Jim Farmer served as an Air Force B-52 pilot from 1969–1975. He went on to an investment career before retiring in 2011. The year before his retirement, he joined the board of The Museum of Flight and serves as its treasurer. Jim joined the WAC in 1976 and plays on the Club’s Platinum Division championship men’s basketball team.
How did you become involved with The Museum of Flight?
My employer, Wells Fargo, strongly encouraged its employees to become involved in supporting the community, particularly encouraging its managers to serve on nonprofit boards. As a former Air Force B-52 pilot, I found The Museum of Flight a natural fit.
As a member of the museum’s board of trustees, what are your responsibilities?
As the board’s treasurer, I’m a member of the executive committee, chairing the finance and expenditures oversight committees. We are responsible for reviewing and approving annual budgets, endowment policies, significant expenditures, auditor selection, etcetera.

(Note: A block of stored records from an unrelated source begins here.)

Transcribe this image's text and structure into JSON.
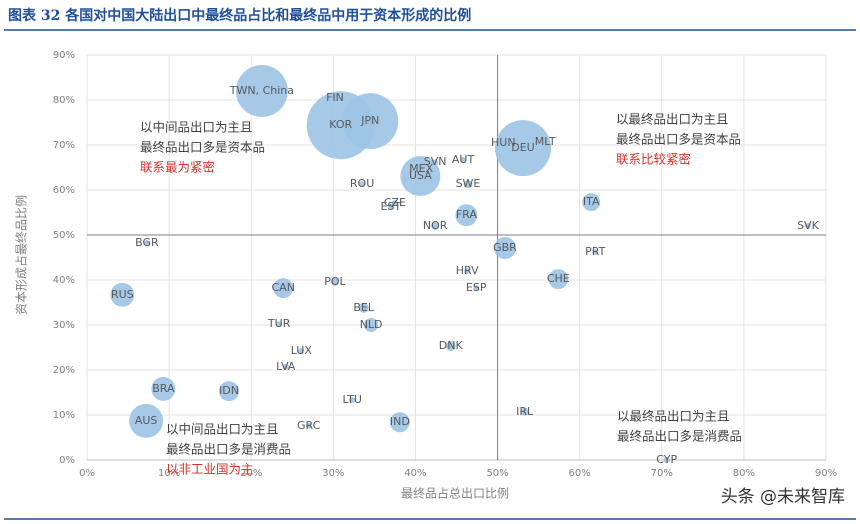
{
  "chart_data": {
    "type": "bubble",
    "title": "图表 32   各国对中国大陆出口中最终品占比和最终品中用于资本形成的比例",
    "x_label": "最终品占总出口比例",
    "y_label": "资本形成占最终品比例",
    "watermark": "头条 @未来智库",
    "color": "#9dc3e6",
    "grid": true,
    "xlim": [
      0,
      90
    ],
    "ylim": [
      0,
      90
    ],
    "xticks": [
      {
        "value": 0,
        "label": "0%"
      },
      {
        "value": 10,
        "label": "10%"
      },
      {
        "value": 20,
        "label": "20%"
      },
      {
        "value": 30,
        "label": "30%"
      },
      {
        "value": 40,
        "label": "40%"
      },
      {
        "value": 50,
        "label": "50%"
      },
      {
        "value": 60,
        "label": "60%"
      },
      {
        "value": 70,
        "label": "70%"
      },
      {
        "value": 80,
        "label": "80%"
      },
      {
        "value": 90,
        "label": "90%"
      }
    ],
    "yticks": [
      {
        "value": 0,
        "label": "0%"
      },
      {
        "value": 10,
        "label": "10%"
      },
      {
        "value": 20,
        "label": "20%"
      },
      {
        "value": 30,
        "label": "30%"
      },
      {
        "value": 40,
        "label": "40%"
      },
      {
        "value": 50,
        "label": "50%"
      },
      {
        "value": 60,
        "label": "60%"
      },
      {
        "value": 70,
        "label": "70%"
      },
      {
        "value": 80,
        "label": "80%"
      },
      {
        "value": 90,
        "label": "90%"
      }
    ],
    "x_ref": 50,
    "y_ref": 50,
    "labels": [
      "TWN, China",
      "KOR",
      "JPN",
      "FIN",
      "USA",
      "MEX",
      "SVN",
      "AUT",
      "HUN",
      "DEU",
      "MLT",
      "ROU",
      "SWE",
      "CZE",
      "EST",
      "FRA",
      "NOR",
      "ITA",
      "SVK",
      "BGR",
      "GBR",
      "PRT",
      "HRV",
      "CHE",
      "ESP",
      "RUS",
      "CAN",
      "POL",
      "BEL",
      "NLD",
      "TUR",
      "LUX",
      "DNK",
      "LVA",
      "BRA",
      "IDN",
      "LTU",
      "IRL",
      "IND",
      "AUS",
      "GRC",
      "CYP"
    ],
    "x": [
      21.3,
      30.9,
      34.5,
      30.2,
      40.6,
      40.7,
      42.4,
      45.8,
      50.7,
      53.1,
      55.8,
      33.5,
      46.4,
      37.5,
      37.0,
      46.2,
      42.4,
      61.4,
      87.8,
      7.3,
      50.9,
      61.9,
      46.3,
      57.4,
      47.4,
      4.3,
      23.9,
      30.2,
      33.7,
      34.6,
      23.4,
      26.1,
      44.3,
      24.2,
      9.3,
      17.3,
      32.3,
      53.3,
      38.1,
      7.2,
      27.0,
      70.6
    ],
    "values": [
      82,
      74.4,
      75.3,
      80.4,
      63.1,
      64.7,
      66.2,
      66.7,
      70.4,
      69.3,
      70.7,
      61.3,
      61.3,
      57.1,
      56.2,
      54.4,
      52,
      57.3,
      52,
      48.2,
      47.1,
      46.2,
      42,
      40.2,
      38.2,
      36.7,
      38.2,
      39.6,
      33.8,
      30,
      30.2,
      24.2,
      25.3,
      20.7,
      15.8,
      15.3,
      13.3,
      10.7,
      8.4,
      8.7,
      7.6,
      0
    ],
    "sizes": [
      26,
      34,
      28,
      3,
      20,
      3,
      3,
      3,
      3,
      28,
      3,
      3,
      4,
      3,
      3,
      11,
      4,
      9,
      3,
      3,
      11,
      3,
      3,
      10,
      3,
      12,
      10,
      4,
      5,
      7,
      3,
      3,
      5,
      3,
      12,
      10,
      3,
      4,
      10,
      17,
      3,
      3
    ],
    "annotations": [
      {
        "lines": [
          "以中间品出口为主且",
          "最终品出口多是资本品"
        ],
        "note": "联系最为紧密"
      },
      {
        "lines": [
          "以最终品出口为主且",
          "最终品出口多是资本品"
        ],
        "note": "联系比较紧密"
      },
      {
        "lines": [
          "以中间品出口为主且",
          "最终品出口多是消费品"
        ],
        "note": "以非工业国为主"
      },
      {
        "lines": [
          "以最终品出口为主且",
          "最终品出口多是消费品"
        ]
      }
    ]
  }
}
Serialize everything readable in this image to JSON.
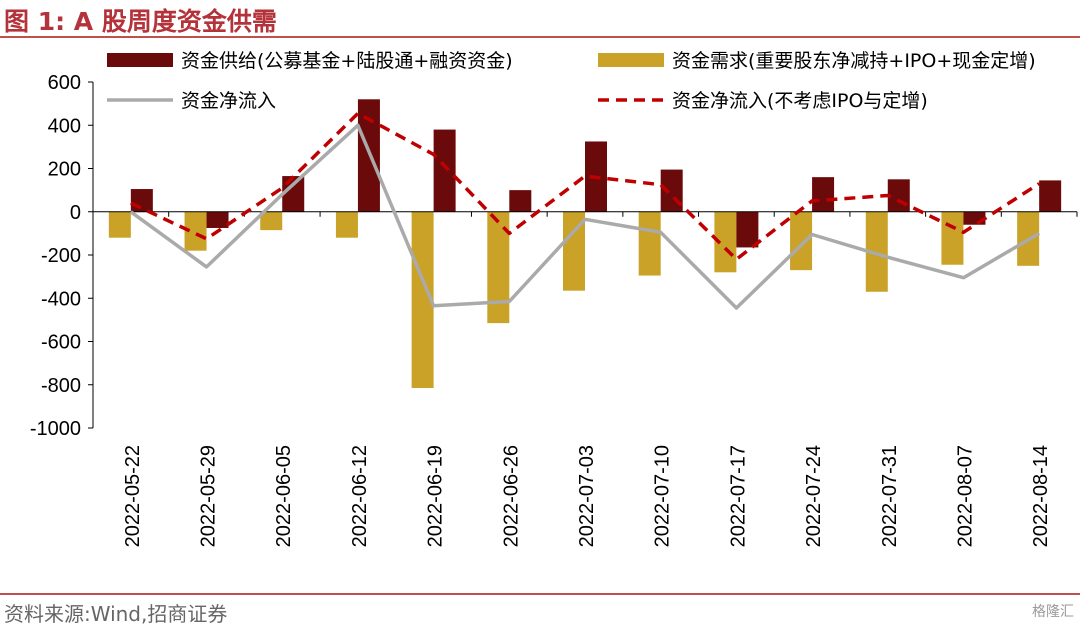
{
  "figure_title": "图 1:  A 股周度资金供需",
  "source": "资料来源:Wind,招商证券",
  "watermark": "格隆汇",
  "colors": {
    "supply": "#6b0a0a",
    "demand": "#c9a227",
    "net": "#aaaaaa",
    "net_ex": "#c00000",
    "accent_rule": "#c0504d"
  },
  "chart_data": {
    "type": "bar",
    "categories": [
      "2022-05-22",
      "2022-05-29",
      "2022-06-05",
      "2022-06-12",
      "2022-06-19",
      "2022-06-26",
      "2022-07-03",
      "2022-07-10",
      "2022-07-17",
      "2022-07-24",
      "2022-07-31",
      "2022-08-07",
      "2022-08-14"
    ],
    "ylim": [
      -1000,
      600
    ],
    "yticks": [
      "600",
      "400",
      "200",
      "0",
      "-200",
      "-400",
      "-600",
      "-800",
      "-1000"
    ],
    "grid": false,
    "legend_position": "top",
    "series": [
      {
        "name": "资金供给(公募基金+陆股通+融资资金)",
        "type": "bar",
        "values": [
          105,
          -75,
          165,
          520,
          380,
          100,
          325,
          195,
          -165,
          160,
          150,
          -60,
          145
        ]
      },
      {
        "name": "资金需求(重要股东净减持+IPO+现金定增)",
        "type": "bar",
        "values": [
          -120,
          -180,
          -85,
          -120,
          -815,
          -515,
          -365,
          -295,
          -280,
          -270,
          -370,
          -245,
          -250
        ]
      },
      {
        "name": "资金净流入",
        "type": "line",
        "values": [
          0,
          -255,
          80,
          400,
          -435,
          -415,
          -35,
          -95,
          -445,
          -105,
          -210,
          -305,
          -100
        ]
      },
      {
        "name": "资金净流入(不考虑IPO与定增)",
        "type": "line",
        "dashed": true,
        "values": [
          40,
          -125,
          110,
          455,
          265,
          -100,
          165,
          125,
          -220,
          50,
          75,
          -95,
          130
        ]
      }
    ]
  }
}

What advice would you give to someone thinking about joining a nonprofit board today?
Get involved! Join a committee that interests you and one to which you can add value.
How would you compare the climate for nonprofits now to the climate of five years ago?
The Museum of Flight has been very fortunate. Its popularity, as measured by attendance, has increased significantly each year right through the recession. We had over 550,000 visits last year. The museum’s mission is to be the foremost educational museum in the world. A large percentage of our visits are kids who are inspired to be future aviators, engineers, builders and astronauts. The newly completed Raisbeck Aviation High School, located adjacent to the museum, focuses on science, technology, engineering and math.
In your view, what lasting impacts did the recession have on nonprofits?
Many nonprofits struggled financially. Like any business, they had to get more efficient and do more with less to accomplish their mission. The rebound of the financial and real estate markets will be most helpful to organizations that depend heavily on the public’s largesse.
Where do you see nonprofit giving and operations moving in the next five years?
The folks in Seattle and the Northwest are very generous with their time and treasure. They enthusiastically support organizations whose missions are important to them. That said, they have limits. When and if the markets continue to do well, more good will be spread around. I believe the outlook is promising.
Where do your business and social lives intersect with the WAC?
When I moved to Seattle 37 years ago, the WAC was a critical component of my business and social integration. Many of my personal and professional relationships were forged here. As an example, I’m part of a men’s book club that meets monthly. Our common denominator is that we all have played basketball together for many years at the WAC.
- I never leave home without … A positive attitude (and my wallet).
- My secret to success is … See above.
- My favorite place at the WAC is … The 8th Floor gym—in the paint!